The following op-ed by IFT President Dan Montgomery was originally published in The State Journal-Register.  

The way last week started, it’s hard to believe how it ended.

Dan MontgomeryOn Monday, the U.S. Supreme Court delivered a powerful blow to our fundamental rights.

I’m not talking about the astonishing Hobby Lobby decision. Rather, in a less-discussed case, the justices’ decision in Harris v. Quinn weakened the home health care workforce in Illinois and could mean a drop in the quality of services you or your family relies on.

The court didn’t just “venture into a minefield,” as Justice Ruth Bader Ginsberg wrote in her blistering Hobby Lobby dissent. It was brought there in Harris by corporate-funded right-wing ideologues who backed the plaintiffs’ case.

The lawsuit was funded by a national “right-to-work” organization with deep ties to the Koch brothers and Walmart to essentially say that even though you’re benefitting from a union representing you and securing better pay and conditions, you don’t have to contribute your fair share.

The decision will make it harder for some of the lowest paid workers, such as those who care for the elderly and disabled, to have a union and fight for a better wages, health care and respect.

We need a stable, qualified workforce to meet the growing need for home care, and having a strong union for these workers is the only approach that has been proven effective.

These truths are inconvenient and disruptive to corporate efforts and politicians who want to weaken unions and limit Americans’ pathways into the middle class.

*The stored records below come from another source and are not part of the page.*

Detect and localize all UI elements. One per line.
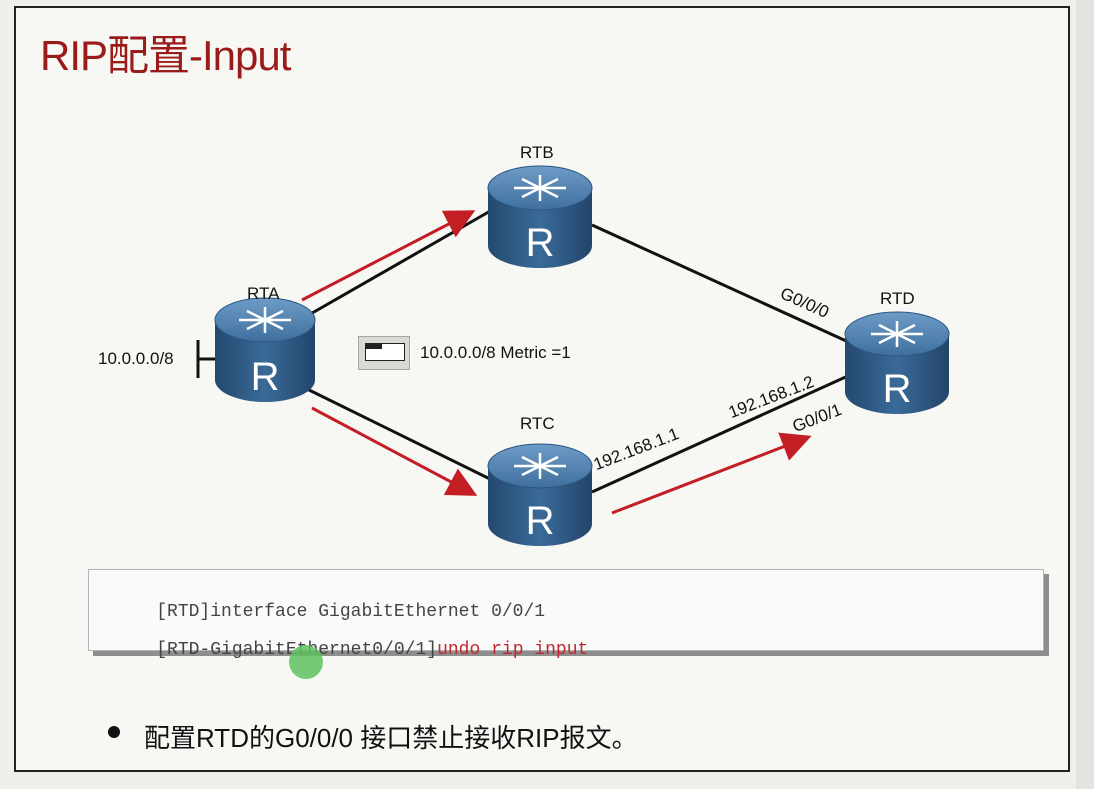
router-label-rtd: RTD bbox=[880, 289, 915, 308]
router-label-rta: RTA bbox=[247, 284, 280, 303]
command-line-2: [RTD-GigabitEthernet0/0/1]undo rip input bbox=[113, 620, 588, 680]
router-rtc: R bbox=[487, 443, 593, 546]
router-rtd: R bbox=[844, 311, 950, 414]
link-rta-rtb bbox=[299, 208, 493, 322]
bullet-text: 配置RTD的G0/0/0 接口禁止接收RIP报文。 bbox=[144, 723, 638, 753]
router-label-rtb: RTB bbox=[520, 143, 554, 162]
router-rta: R bbox=[214, 297, 316, 402]
command-box: [RTD]interface GigabitEthernet 0/0/1 [RT… bbox=[88, 569, 1044, 660]
update-arrow-rta-rtb bbox=[301, 210, 476, 302]
legend-label: 10.0.0.0/8 Metric =1 bbox=[420, 343, 571, 362]
router-glyph: R bbox=[526, 221, 555, 265]
network-label: 10.0.0.0/8 bbox=[98, 349, 174, 368]
bullet-icon bbox=[108, 726, 120, 738]
command-text: [RTD]interface GigabitEthernet 0/0/1 bbox=[156, 602, 546, 622]
routing-update-icon bbox=[358, 336, 410, 370]
command-highlight: undo rip input bbox=[437, 640, 589, 660]
link-rtb-rtd bbox=[591, 223, 856, 347]
router-glyph: R bbox=[251, 355, 280, 399]
update-arrow-rta-rtc bbox=[311, 406, 478, 496]
link-rta-rtc bbox=[304, 386, 493, 482]
router-glyph: R bbox=[526, 499, 555, 543]
pointer-highlight bbox=[289, 645, 323, 679]
router-rtb: R bbox=[487, 165, 593, 268]
router-glyph: R bbox=[883, 367, 912, 411]
router-label-rtc: RTC bbox=[520, 414, 555, 433]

That was Monday. On Thursday, the news got a little better when the Illinois Supreme Court ruled in Kanerva v. Weems, a case brought by the Illinois Federation of Teachers and others, that health care for retired state workers is a constitutionally protected benefit.

Many have said this significant decision may be a predictive signal in our pending lawsuit challenging pension-slashing Senate Bill 1. That’s because the Kanerva decision is based on the same “plain and ordinary” constitutional language, as the court wrote, that pension benefits are a contractual relationship that “shall not be diminished or impaired.”

This provision was included by the framers specifically to ensure that Springfield could not break a promise simply because it was politically convenient. Essentially, the court agreed with the very American idea that a promise is a promise.

We’ve always maintained that the constitution clearly protects the hard-earned and promised retirement security of public employees. We continue to stand willing to work with legislators to develop fair and legal solutions to Illinois’ challenges.

While both Harris and Kanerva understandably were told as “union” stories, make no mistake: all working families are under attack. Whether it’s the health-care worker scraping by or the retired teacher who doesn’t receive Social Security, working people and unions have taken it on the chin for years. Stagnating wages, cuts to pensions and lack of upward mobility have defined the economic distress we’ve all experienced.